I finally got to reading the transcript yesterday (I prefer reading transcripts to watching TED videos for some reason) and I thought his content was the kind that was both common sense and insightful.
There’s a lovely anecdote about a cow that explains his thesis.
There was a farmer in their community who worked in the rice fields. And one day, he stood on a land mine left over from the war with the United States, and he got his leg blown off. So they him an artificial leg, and after a while, he went back to work in the rice fields.
But apparently, it’s super painful to work under water when you’ve got an artificial limb, and I’m guessing it was pretty traumatic to go back and work in the field where he got blown up. The guy started to cry all day, he refused to get out of bed, he developed all the symptoms of classic depression. The Cambodian doctor said, “This is when we gave him an antidepressant.”
And Dr. Summerfield said, “What was it?” They explained that they went and sat with him. They listened to him. They realized that his pain made sense — it was hard for him to see it in the throes of his depression, but actually, it had perfectly understandable causes in his life.

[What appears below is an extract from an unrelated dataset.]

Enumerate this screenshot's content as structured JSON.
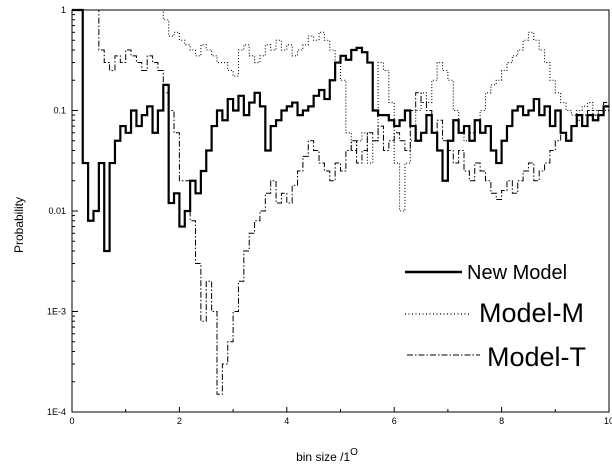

One of the doctors, talking to the people in the community, figured, “You know, if we bought this guy a cow, he could become a dairy farmer, he wouldn’t be in this position that was screwing him up so much, he wouldn’t have to go and work in the rice fields.”
So they bought him a cow.
Within a couple of weeks, his crying stopped, within a month, his depression was gone. They said to doctor Summerfield, “So you see, doctor, that cow, that was an antidepressant, that’s what you mean, right?”

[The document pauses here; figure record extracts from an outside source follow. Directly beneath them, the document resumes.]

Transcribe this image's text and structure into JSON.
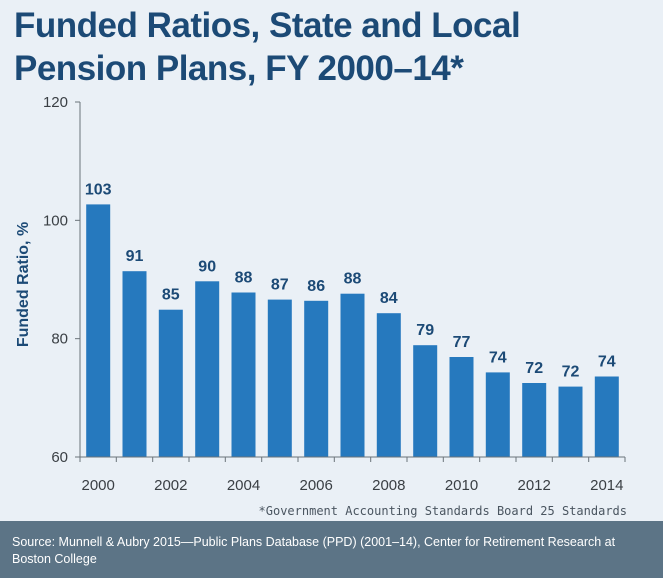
{
  "title": "Funded Ratios, State and Local Pension Plans, FY 2000–14*",
  "footnote": "*Government Accounting Standards Board 25 Standards",
  "source": "Source: Munnell & Aubry 2015—Public Plans Database (PPD) (2001–14), Center for Retirement Research at Boston College",
  "colors": {
    "bar": "#2679be",
    "label": "#1c4a76",
    "axis": "#6b737a",
    "tick_text": "#3a3f44",
    "background": "#eaf0f6",
    "source_bar": "#5c7486"
  },
  "chart_data": {
    "type": "bar",
    "title": "Funded Ratios, State and Local Pension Plans, FY 2000–14*",
    "xlabel": "",
    "ylabel": "Funded Ratio, %",
    "ylim": [
      60,
      120
    ],
    "yticks": [
      60,
      80,
      100,
      120
    ],
    "categories": [
      "2000",
      "2001",
      "2002",
      "2003",
      "2004",
      "2005",
      "2006",
      "2007",
      "2008",
      "2009",
      "2010",
      "2011",
      "2012",
      "2013",
      "2014"
    ],
    "xtick_labels": [
      "2000",
      "",
      "2002",
      "",
      "2004",
      "",
      "2006",
      "",
      "2008",
      "",
      "2010",
      "",
      "2012",
      "",
      "2014"
    ],
    "values": [
      102.7,
      91.4,
      84.9,
      89.7,
      87.8,
      86.6,
      86.4,
      87.6,
      84.3,
      78.9,
      76.9,
      74.3,
      72.5,
      71.9,
      73.6
    ],
    "data_labels": [
      "103",
      "91",
      "85",
      "90",
      "88",
      "87",
      "86",
      "88",
      "84",
      "79",
      "77",
      "74",
      "72",
      "72",
      "74"
    ],
    "grid": false,
    "legend": "none"
  }
}
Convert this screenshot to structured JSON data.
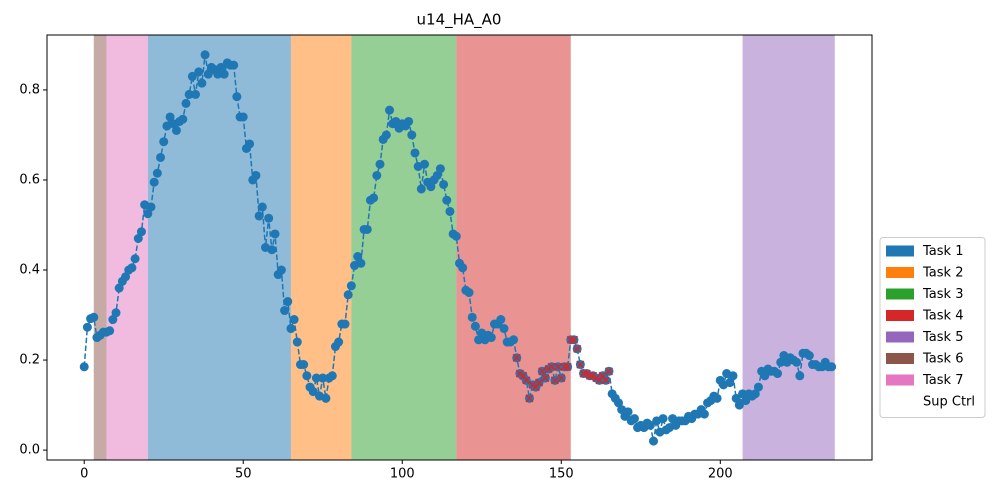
{
  "chart_data": {
    "type": "line",
    "title": "u14_HA_A0",
    "x": [
      0,
      1,
      2,
      3,
      4,
      5,
      6,
      7,
      8,
      9,
      10,
      11,
      12,
      13,
      14,
      15,
      16,
      17,
      18,
      19,
      20,
      21,
      22,
      23,
      24,
      25,
      26,
      27,
      28,
      29,
      30,
      31,
      32,
      33,
      34,
      35,
      36,
      37,
      38,
      39,
      40,
      41,
      42,
      43,
      44,
      45,
      46,
      47,
      48,
      49,
      50,
      51,
      52,
      53,
      54,
      55,
      56,
      57,
      58,
      59,
      60,
      61,
      62,
      63,
      64,
      65,
      66,
      67,
      68,
      69,
      70,
      71,
      72,
      73,
      74,
      75,
      76,
      77,
      78,
      79,
      80,
      81,
      82,
      83,
      84,
      85,
      86,
      87,
      88,
      89,
      90,
      91,
      92,
      93,
      94,
      95,
      96,
      97,
      98,
      99,
      100,
      101,
      102,
      103,
      104,
      105,
      106,
      107,
      108,
      109,
      110,
      111,
      112,
      113,
      114,
      115,
      116,
      117,
      118,
      119,
      120,
      121,
      122,
      123,
      124,
      125,
      126,
      127,
      128,
      129,
      130,
      131,
      132,
      133,
      134,
      135,
      136,
      137,
      138,
      139,
      140,
      141,
      142,
      143,
      144,
      145,
      146,
      147,
      148,
      149,
      150,
      151,
      152,
      153,
      154,
      155,
      156,
      157,
      158,
      159,
      160,
      161,
      162,
      163,
      164,
      165,
      166,
      167,
      168,
      169,
      170,
      171,
      172,
      173,
      174,
      175,
      176,
      177,
      178,
      179,
      180,
      181,
      182,
      183,
      184,
      185,
      186,
      187,
      188,
      189,
      190,
      191,
      192,
      193,
      194,
      195,
      196,
      197,
      198,
      199,
      200,
      201,
      202,
      203,
      204,
      205,
      206,
      207,
      208,
      209,
      210,
      211,
      212,
      213,
      214,
      215,
      216,
      217,
      218,
      219,
      220,
      221,
      222,
      223,
      224,
      225,
      226,
      227,
      228,
      229,
      230,
      231,
      232,
      233,
      234,
      235
    ],
    "values": [
      0.185,
      0.273,
      0.292,
      0.295,
      0.25,
      0.255,
      0.262,
      0.262,
      0.265,
      0.29,
      0.305,
      0.36,
      0.375,
      0.385,
      0.4,
      0.405,
      0.425,
      0.47,
      0.485,
      0.545,
      0.525,
      0.54,
      0.595,
      0.615,
      0.65,
      0.685,
      0.72,
      0.74,
      0.725,
      0.71,
      0.73,
      0.735,
      0.77,
      0.79,
      0.83,
      0.79,
      0.84,
      0.815,
      0.878,
      0.835,
      0.85,
      0.845,
      0.835,
      0.85,
      0.835,
      0.86,
      0.855,
      0.855,
      0.785,
      0.74,
      0.74,
      0.67,
      0.68,
      0.6,
      0.61,
      0.52,
      0.54,
      0.45,
      0.515,
      0.445,
      0.48,
      0.39,
      0.4,
      0.31,
      0.33,
      0.27,
      0.29,
      0.24,
      0.19,
      0.19,
      0.165,
      0.14,
      0.13,
      0.16,
      0.12,
      0.16,
      0.115,
      0.16,
      0.165,
      0.23,
      0.24,
      0.28,
      0.28,
      0.345,
      0.365,
      0.41,
      0.43,
      0.415,
      0.49,
      0.49,
      0.555,
      0.56,
      0.61,
      0.635,
      0.69,
      0.7,
      0.755,
      0.725,
      0.73,
      0.715,
      0.725,
      0.72,
      0.73,
      0.7,
      0.66,
      0.63,
      0.58,
      0.635,
      0.595,
      0.585,
      0.6,
      0.61,
      0.625,
      0.59,
      0.555,
      0.53,
      0.48,
      0.475,
      0.415,
      0.405,
      0.355,
      0.35,
      0.295,
      0.275,
      0.245,
      0.26,
      0.245,
      0.255,
      0.25,
      0.28,
      0.28,
      0.29,
      0.27,
      0.24,
      0.24,
      0.245,
      0.205,
      0.17,
      0.165,
      0.155,
      0.115,
      0.145,
      0.14,
      0.15,
      0.175,
      0.16,
      0.18,
      0.185,
      0.155,
      0.185,
      0.16,
      0.185,
      0.185,
      0.245,
      0.245,
      0.225,
      0.19,
      0.17,
      0.17,
      0.165,
      0.165,
      0.16,
      0.155,
      0.165,
      0.155,
      0.175,
      0.125,
      0.115,
      0.105,
      0.09,
      0.075,
      0.085,
      0.065,
      0.07,
      0.05,
      0.055,
      0.05,
      0.06,
      0.055,
      0.02,
      0.065,
      0.04,
      0.07,
      0.045,
      0.05,
      0.07,
      0.055,
      0.065,
      0.065,
      0.065,
      0.075,
      0.07,
      0.08,
      0.08,
      0.09,
      0.08,
      0.105,
      0.11,
      0.12,
      0.115,
      0.155,
      0.145,
      0.17,
      0.15,
      0.165,
      0.115,
      0.1,
      0.125,
      0.11,
      0.125,
      0.12,
      0.125,
      0.14,
      0.175,
      0.165,
      0.18,
      0.175,
      0.175,
      0.17,
      0.195,
      0.21,
      0.195,
      0.205,
      0.2,
      0.195,
      0.165,
      0.215,
      0.215,
      0.21,
      0.19,
      0.19,
      0.185,
      0.185,
      0.195,
      0.185,
      0.185
    ],
    "color": "#1f77b4",
    "line_style": "dashed",
    "cross_color": "#d62728",
    "cross_range": [
      136,
      165
    ],
    "regions": [
      {
        "name": "Task 1",
        "color": "#1f77b4",
        "start": 20,
        "end": 65
      },
      {
        "name": "Task 2",
        "color": "#ff7f0e",
        "start": 65,
        "end": 84
      },
      {
        "name": "Task 3",
        "color": "#2ca02c",
        "start": 84,
        "end": 117
      },
      {
        "name": "Task 4",
        "color": "#d62728",
        "start": 117,
        "end": 153
      },
      {
        "name": "Task 5",
        "color": "#9467bd",
        "start": 207,
        "end": 236
      },
      {
        "name": "Task 6",
        "color": "#8c564b",
        "start": 3,
        "end": 7
      },
      {
        "name": "Task 7",
        "color": "#e377c2",
        "start": 7,
        "end": 20
      },
      {
        "name": "Sup Ctrl",
        "color": "#ffffff",
        "start": 153,
        "end": 207
      }
    ],
    "xlim": [
      -11.7,
      247.7
    ],
    "ylim": [
      -0.022,
      0.922
    ],
    "xticks": [
      0,
      50,
      100,
      150,
      200
    ],
    "yticks": [
      {
        "value": 0,
        "label": "0.0"
      },
      0.2,
      0.4,
      0.6,
      0.8
    ],
    "grid": false,
    "legend_position": "right"
  }
}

If you’d been raised to think about depression the way I was, and most of the people here were, that sounds like a bad joke, right? “I went to my doctor for an antidepressant, she gave me a cow.” But what those Cambodian doctors knew intuitively, based on this individual, unscientific anecdote, is what the leading medical body in the world, the World Health Organization, has been trying to tell us for years, based on the best scientific evidence.
If you’re depressed, if you’re anxious, you’re not weak, you’re not crazy, you’re not, in the main, a machine with broken parts. You’re a human being with unmet needs. And it’s just as important to think here about what those Cambodian doctors and the World Health Organization are not saying. They did not say to this farmer, “Hey, buddy, you need to pull yourself together. It’s your job to figure out and fix this problem on your own.” On the contrary, what they said is, “We’re here as a group to pull together with you, so together, we can figure out and fix this problem.” This is what every depressed person needs, and it’s what every depressed person deserves.
He then goes on to discuss two key causes of depression and the solutions that emerge from them. They were loneliness and consumerism.
The solutions that emerge are investing time to find a group that exists for a purpose that is bigger than ourselves and figure out how we can find ways to focus more on things that enable us to move toward love, meaning, and connection.
Most importantly, he explains that depression and anxiety are signals. Their presence tells us something.
And, in his words – “We need to start listening to these signals, because they’re telling us something we really need to hear. It’s only when we truly listen to these signals, and we honor these signals and respect these signals, that we’re going to begin to see the liberating, nourishing, deeper solutions. The cows that are waiting all around us.”